CVE-2026-26063
Input Validation Bypass in CediPay Transaction API Prior to
Publication date: 2026-02-19
Last updated on: 2026-02-19
Assigner: GitHub, Inc.
Description
Description
CVSS Scores
EPSS Scores
| Probability: | |
| Percentile: |
Meta Information
Affected Vendors & Products
| Vendor | Product | Version / Range |
|---|---|---|
| cedipay | cedipay | to 1.2.3 (exc) |
| xpertforextradeinc | cedipay | to 1.2.3 (exc) |
| xpertforextradeinc | cedipay-core | 1.2.3 |
Helpful Resources
Exploitability
| CWE ID | Description |
|---|---|
| CWE-20 | The product receives input or data, but it does not validate or incorrectly validates that the input has the properties that are required to process the data safely and correctly. |
Attack-Flow Graph
AI Powered Q&A
Can you explain this vulnerability to me?
The vulnerability in CediPay, a crypto-to-fiat app for the Ghanaian market, exists in versions prior to 1.2.3. It allows attackers to bypass input validation in the transaction API. This means that malicious users can potentially send crafted inputs that the system does not properly check, which could lead to unauthorized or harmful transactions.
How can this vulnerability impact me? :
This vulnerability can impact you by allowing attackers to bypass input validation in the transaction API, potentially leading to unauthorized transactions or manipulation of transaction data. This could result in financial loss, fraud, or disruption of services.
If upgrading to version 1.2.3 is not immediately possible, mitigations include restricting API access to trusted networks or IP ranges, enforcing strict input validation at the application layer, and monitoring transaction logs for anomalies or suspicious activity. However, these mitigations reduce exposure but do not fully eliminate the vulnerability.
How does this vulnerability affect compliance with common standards and regulations (like GDPR, HIPAA)?:
I don't know
How can this vulnerability be detected on my network or system?
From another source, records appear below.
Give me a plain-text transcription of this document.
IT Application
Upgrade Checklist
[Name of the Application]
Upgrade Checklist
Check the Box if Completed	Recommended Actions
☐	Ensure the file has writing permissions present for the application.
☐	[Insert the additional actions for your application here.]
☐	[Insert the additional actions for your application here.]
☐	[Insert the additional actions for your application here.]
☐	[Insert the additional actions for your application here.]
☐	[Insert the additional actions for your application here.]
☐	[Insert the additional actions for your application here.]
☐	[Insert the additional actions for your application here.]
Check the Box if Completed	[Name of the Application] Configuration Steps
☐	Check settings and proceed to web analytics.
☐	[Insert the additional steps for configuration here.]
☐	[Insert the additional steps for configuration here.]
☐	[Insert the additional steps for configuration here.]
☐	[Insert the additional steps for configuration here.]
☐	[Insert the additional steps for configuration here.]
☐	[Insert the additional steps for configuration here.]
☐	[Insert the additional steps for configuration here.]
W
Can you suggest some commands?
This vulnerability involves bypassing input validation in the transaction API of CediPay prior to version 1.2.3.
To detect this vulnerability on your network or system, you should monitor transaction logs for anomalies or suspicious activity that could indicate attempts to exploit the input validation bypass.
Since no specific detection commands or tools are provided, general approaches include reviewing API access logs for unusual input patterns or unexpected transaction requests.
What immediate steps should I take to mitigate this vulnerability?
The vulnerability has been fixed in CediPay version 1.2.3, so upgrading to this version or later is the primary mitigation step.
- If upgrading is not immediately possible, restrict API access to trusted networks or IP ranges.
- Enforce strict input validation at the application layer to reduce exposure.
- Monitor transaction logs for anomalies or suspicious activity.
Note that these mitigations reduce exposure but do not fully eliminate the vulnerability.